Penyakit Bells Palsy, Kelumpuhan Saraf Wajah

Bells palsy atau kelumpuhan wajah idiopatik (IFP) merupakan salah satu gangguan neurologis paling umum yang mempengaruhi saraf kranial, dan merupakan penyebab paling umum kelumpuhan wajah di seluruh dunia. Diperkirakan sekitar 60-75% kasus kelumpuhan wajah unilateral akut. Bells palsy lebih sering terjadi pada orang dewasa, pada penderita diabetes melitus, dan pada wanita hamil.

Penyakit Bells Palsy, Kelumpuhan Saraf Wajah
foto by Andrea Kamphuis from: wikimedia.org

Penyakit Bells Palsy, Konsep Dasar

Anatomi Saraf Wajah

Pada tahun 1550, Fallopius mencatat foramen sempit di tulang temporal yang dilalui oleh sebagian dari saraf kranial ketujuh (Nervus Facialis).

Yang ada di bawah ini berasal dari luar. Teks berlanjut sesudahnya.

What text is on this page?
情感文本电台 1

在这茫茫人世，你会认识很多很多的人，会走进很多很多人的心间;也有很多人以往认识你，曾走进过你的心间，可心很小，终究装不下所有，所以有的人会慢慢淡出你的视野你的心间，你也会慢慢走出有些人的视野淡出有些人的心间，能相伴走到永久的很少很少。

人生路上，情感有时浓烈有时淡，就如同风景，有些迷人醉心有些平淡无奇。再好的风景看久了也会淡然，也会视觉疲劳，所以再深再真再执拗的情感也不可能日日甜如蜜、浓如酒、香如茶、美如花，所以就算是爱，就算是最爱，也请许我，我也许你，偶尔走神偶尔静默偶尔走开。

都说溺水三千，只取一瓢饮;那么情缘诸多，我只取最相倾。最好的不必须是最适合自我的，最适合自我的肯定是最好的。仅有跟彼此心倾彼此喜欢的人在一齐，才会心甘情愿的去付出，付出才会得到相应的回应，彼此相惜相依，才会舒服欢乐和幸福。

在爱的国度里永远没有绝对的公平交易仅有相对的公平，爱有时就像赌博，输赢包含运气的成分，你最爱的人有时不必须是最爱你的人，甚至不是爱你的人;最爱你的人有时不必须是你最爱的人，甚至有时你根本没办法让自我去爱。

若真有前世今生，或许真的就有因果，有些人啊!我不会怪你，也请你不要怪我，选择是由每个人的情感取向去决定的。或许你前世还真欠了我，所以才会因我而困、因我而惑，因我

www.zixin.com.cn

Saluran ini kemusdian sering disebut sebagai kanal Falopi.

Pada tahun 1828, Charles Bells membuat perbedaan antara saraf kranial kelima dan ketujuh. Dia mencatat bahwa saraf ketujuh terlibat terutama dalam fungsi motorik wajah sedangkan saraf kelima lebih terkait ke sensasi dari wajah.

Saraf wajah mengandung serat parasimpatis ke hidung, langit-langit, dan kelenjar lakrimal. Nervus fasialis berjalan 30 mm intraoseus melalui kanalis auditorius interna dengan nervus kranialis kedelapan dan melalui kanal falopi interna di tulang temporal.

Nukleus nervus fasialis terletak di dalam formasi reticularis pons, bersebelahan dengan ventrikel keempat. Serabut parasimpatis preganglionik yang berasal dari nukleus salivatorius bergabung dengan serabut dari nukleus solitarius untuk membentuk nervus intermedius.

Nervus intermedius terdiri dari serat sensorik dari lidah, mukosa, dan kulit postauricular, serta serat parasimpatis ke kelenjar ludah dan lakrimal. Serabut ini kemudian bersinaps dengan ganglion submandibular, yang memiliki serabut yang mensuplai kelenjar sublingual dan submandibular. 

Serabut dari nervus intermedius juga mempersarafi ganglion pterigopalatina, yang memiliki serabut parasimpatis yang mempersarafi kelenjar hidung, langit-langit mulut, dan lakrimal.

Serabut nervus fasialis kemudian berputar mengelilingi nukleus nervus kranialis keenam dan keluar dari pons pada sudut serebelopontin. Serabut melewati saluran pendengaran internal bersama dengan bagian vestibular dari saraf kranial kedelapan.

Nervus fasialis melewati foramen stilomastoid di tengkorak dan berakhir ke cabang zigomatikus, bukal, mandibula, dan servikal. Saraf ini melayani otot-otot ekspresi wajah yang meliputi otot frontalis, orbicularis oculi, orbicularis oris, buccinator, dan platysma.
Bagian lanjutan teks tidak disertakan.